A group of female senators is planning to introduce a proposal Thursday that would ensure that more women would be admitted to the United States under a comprehensive immigration bill, representing an early attempt at leverage by the Senate’s emerging bloc of women.

The lawmakers say pending immigration legislation is unfairly weighted toward male workers because it rewards applicants who are better educated and have more technical skills.

Under their amendment, the female senators propose reserving 30,000 residency cards each year for fields in which women hold most of the jobs, such as nannies, home health-care workers and early childhood educators.

At least 12 women have signed on to co-sponsor the amendment, including Sen. Lisa Murkowski (R-Alaska), whom Democrats hope will play a key role in winning more GOP support, aides said. The Senate has a record contingent of 20 women this session, 16 of whom are Democrats.

“For this immigration bill to institutionalize and set in concrete the unequal opportunities women have in other countries is not the way to go,” Sen. Mazie Hirono (D-Hawaii), who developed the amendment with Sen. Patty Murray (D-Wash.), said in an interview.
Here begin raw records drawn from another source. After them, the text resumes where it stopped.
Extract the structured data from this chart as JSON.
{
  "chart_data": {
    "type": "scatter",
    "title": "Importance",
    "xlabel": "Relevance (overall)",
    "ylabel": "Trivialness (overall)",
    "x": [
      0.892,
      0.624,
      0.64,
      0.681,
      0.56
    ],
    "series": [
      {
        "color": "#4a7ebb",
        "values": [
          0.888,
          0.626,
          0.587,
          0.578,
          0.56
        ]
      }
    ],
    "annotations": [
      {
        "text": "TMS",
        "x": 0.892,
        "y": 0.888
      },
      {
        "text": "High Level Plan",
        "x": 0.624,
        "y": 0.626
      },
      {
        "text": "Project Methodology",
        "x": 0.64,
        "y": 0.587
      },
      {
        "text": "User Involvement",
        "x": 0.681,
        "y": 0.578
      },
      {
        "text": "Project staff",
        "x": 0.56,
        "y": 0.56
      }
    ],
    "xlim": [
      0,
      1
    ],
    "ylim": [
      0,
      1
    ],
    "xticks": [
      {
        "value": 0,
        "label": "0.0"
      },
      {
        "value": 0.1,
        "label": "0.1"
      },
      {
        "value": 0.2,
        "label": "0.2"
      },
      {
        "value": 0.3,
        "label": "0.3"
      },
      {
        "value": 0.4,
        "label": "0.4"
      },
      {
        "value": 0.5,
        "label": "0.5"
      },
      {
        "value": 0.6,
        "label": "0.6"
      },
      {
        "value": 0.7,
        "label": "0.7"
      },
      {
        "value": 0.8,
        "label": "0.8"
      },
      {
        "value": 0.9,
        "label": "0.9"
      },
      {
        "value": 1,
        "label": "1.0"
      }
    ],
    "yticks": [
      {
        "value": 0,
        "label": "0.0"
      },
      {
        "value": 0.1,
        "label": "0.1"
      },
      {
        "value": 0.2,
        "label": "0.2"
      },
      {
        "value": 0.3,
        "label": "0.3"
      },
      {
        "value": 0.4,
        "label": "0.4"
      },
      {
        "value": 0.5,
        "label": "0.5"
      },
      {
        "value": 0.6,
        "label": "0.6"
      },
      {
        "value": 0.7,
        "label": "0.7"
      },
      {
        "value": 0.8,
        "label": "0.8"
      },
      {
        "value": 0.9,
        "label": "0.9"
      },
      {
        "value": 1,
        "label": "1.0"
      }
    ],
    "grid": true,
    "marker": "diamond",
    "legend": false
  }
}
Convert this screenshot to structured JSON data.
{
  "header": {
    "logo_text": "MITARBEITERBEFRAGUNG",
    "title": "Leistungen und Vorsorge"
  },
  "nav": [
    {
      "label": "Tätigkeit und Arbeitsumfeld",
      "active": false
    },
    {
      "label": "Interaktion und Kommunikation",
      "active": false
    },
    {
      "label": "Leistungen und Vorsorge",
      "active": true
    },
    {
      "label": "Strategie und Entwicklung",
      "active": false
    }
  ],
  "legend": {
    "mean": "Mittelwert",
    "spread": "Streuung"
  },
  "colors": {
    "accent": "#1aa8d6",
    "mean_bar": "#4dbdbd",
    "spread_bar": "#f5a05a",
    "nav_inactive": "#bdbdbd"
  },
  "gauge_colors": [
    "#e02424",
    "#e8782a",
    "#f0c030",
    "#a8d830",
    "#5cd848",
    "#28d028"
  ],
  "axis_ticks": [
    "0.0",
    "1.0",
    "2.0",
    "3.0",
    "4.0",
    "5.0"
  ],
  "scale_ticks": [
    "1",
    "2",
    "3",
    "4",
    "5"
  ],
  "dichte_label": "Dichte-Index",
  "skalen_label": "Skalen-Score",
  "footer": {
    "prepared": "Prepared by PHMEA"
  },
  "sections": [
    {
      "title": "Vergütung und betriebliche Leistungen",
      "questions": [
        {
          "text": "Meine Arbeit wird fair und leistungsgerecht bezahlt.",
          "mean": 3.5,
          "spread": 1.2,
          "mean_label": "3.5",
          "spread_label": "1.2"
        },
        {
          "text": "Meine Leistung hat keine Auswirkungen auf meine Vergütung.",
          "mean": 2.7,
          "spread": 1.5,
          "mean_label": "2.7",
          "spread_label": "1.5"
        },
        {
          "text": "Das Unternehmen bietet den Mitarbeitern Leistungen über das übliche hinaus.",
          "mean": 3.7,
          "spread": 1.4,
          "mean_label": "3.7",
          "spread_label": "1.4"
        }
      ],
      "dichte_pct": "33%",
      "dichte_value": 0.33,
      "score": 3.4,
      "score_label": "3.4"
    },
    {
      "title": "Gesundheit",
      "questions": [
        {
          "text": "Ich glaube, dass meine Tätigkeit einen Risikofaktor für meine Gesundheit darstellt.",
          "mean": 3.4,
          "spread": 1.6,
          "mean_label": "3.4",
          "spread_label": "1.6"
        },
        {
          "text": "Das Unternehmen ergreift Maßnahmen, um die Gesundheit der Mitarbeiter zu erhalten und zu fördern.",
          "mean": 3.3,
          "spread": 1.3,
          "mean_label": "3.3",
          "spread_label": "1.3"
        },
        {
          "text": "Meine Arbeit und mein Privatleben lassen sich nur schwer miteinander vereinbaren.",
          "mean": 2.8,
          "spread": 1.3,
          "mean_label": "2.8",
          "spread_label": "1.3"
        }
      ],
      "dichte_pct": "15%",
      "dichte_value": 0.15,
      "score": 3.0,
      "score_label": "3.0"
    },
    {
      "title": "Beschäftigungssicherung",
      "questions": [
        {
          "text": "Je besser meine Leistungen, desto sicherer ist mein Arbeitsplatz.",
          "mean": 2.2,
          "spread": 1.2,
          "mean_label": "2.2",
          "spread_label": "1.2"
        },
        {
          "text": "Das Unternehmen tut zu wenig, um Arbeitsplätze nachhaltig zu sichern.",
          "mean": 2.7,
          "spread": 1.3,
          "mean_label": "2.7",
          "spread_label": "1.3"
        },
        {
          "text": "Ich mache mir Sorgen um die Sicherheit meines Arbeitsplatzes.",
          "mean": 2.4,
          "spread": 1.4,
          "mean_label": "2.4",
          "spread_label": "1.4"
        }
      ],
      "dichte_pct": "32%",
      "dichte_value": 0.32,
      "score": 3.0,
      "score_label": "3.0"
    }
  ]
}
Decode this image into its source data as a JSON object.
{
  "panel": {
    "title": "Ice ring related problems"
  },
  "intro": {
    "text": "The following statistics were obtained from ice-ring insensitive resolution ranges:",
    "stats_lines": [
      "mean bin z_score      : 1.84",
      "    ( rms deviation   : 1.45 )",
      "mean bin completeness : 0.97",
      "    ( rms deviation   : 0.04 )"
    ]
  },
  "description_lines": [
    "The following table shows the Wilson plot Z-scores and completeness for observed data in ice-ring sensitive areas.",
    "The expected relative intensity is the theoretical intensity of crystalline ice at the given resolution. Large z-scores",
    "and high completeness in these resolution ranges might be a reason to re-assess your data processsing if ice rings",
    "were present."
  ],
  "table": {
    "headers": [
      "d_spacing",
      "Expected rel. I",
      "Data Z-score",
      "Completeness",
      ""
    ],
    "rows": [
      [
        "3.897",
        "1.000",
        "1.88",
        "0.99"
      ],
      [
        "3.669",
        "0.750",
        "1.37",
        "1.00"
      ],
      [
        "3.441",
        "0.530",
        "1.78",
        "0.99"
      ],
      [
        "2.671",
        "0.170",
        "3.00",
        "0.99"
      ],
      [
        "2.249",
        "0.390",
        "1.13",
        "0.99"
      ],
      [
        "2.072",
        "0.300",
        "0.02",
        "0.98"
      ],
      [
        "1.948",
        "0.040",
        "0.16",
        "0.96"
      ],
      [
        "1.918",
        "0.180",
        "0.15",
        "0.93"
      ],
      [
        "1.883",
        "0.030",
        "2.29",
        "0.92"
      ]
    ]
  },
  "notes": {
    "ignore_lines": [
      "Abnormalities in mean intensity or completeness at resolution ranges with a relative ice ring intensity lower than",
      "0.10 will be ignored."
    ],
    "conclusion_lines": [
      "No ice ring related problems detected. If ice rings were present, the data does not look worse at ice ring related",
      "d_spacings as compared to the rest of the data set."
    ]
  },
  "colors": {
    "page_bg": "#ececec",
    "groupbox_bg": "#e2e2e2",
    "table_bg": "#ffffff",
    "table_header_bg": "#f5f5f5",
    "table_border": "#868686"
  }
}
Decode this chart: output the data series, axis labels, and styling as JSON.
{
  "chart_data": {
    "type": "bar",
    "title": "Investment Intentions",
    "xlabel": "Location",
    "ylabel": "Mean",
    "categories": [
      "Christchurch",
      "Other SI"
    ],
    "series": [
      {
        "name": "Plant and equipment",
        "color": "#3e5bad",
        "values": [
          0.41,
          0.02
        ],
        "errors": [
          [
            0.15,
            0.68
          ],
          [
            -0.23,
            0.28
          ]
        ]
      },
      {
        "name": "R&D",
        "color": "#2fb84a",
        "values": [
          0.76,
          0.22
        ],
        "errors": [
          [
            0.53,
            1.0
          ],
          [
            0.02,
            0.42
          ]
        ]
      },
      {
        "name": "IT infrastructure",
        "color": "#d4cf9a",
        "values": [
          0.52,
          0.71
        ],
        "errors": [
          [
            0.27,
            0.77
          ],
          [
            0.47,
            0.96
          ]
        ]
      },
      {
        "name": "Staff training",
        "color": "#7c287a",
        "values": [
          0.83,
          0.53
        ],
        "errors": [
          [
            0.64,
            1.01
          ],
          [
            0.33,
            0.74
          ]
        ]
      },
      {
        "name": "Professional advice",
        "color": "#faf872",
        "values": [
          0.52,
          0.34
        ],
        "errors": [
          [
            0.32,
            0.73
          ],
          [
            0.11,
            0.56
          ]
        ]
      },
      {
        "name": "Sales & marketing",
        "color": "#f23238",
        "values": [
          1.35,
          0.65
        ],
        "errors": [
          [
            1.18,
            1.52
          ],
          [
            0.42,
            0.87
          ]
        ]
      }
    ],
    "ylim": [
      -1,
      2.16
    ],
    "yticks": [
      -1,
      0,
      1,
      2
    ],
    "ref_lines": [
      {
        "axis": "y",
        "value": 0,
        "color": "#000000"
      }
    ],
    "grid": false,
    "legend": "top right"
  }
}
The amendment is one of dozens the Senate will consider as the immigration bill progresses through a second week of debate on the chamber floor. Proponents are trying to keep intact a bipartisan coalition championing the most far-reaching overhaul of immigration law in nearly three decades.

On Wednesday, the Senate voted on 10 amendments, defeating a border security measure sponsored by Sen. Rand Paul (R-Ky.) that would have required Congress to assess progress on border security operations annually before a new group of illegal immigrants could earn work visas.

Chamber leaders also delayed a key vote on a strict border security proposal from Sen. John Cornyn (R-Tex.) that Democrats oppose. Other Republicans are working on several border control amendments that are expected to be controversial but could help win GOP support for the bill.

Comprising 20 percent of the chamber, female senators have made inroads into leadership ranks by chairing nine committees, including Sen. Barbara Mikulski (D-Md.) on the Appropriations Committee and Murray on the Budget Committee.

Murray said female senators have influenced other high-profile policy debates, including the Violence Against Women Act, in which the four female Republicans joined Democrats in voting to reauthorize the law.

“We’re finding that as more women come here and move into positions of leadership, we may see a problem that all-male panels don’t and we bring it to the forefront,” Murray said.

On immigration, Hirono and Murray said they are intent on fixing a problem that is being created by the shift, under the Senate legislation, away from extended family members of U.S. citizens in favor of immigrants with higher levels of education and more technical skills.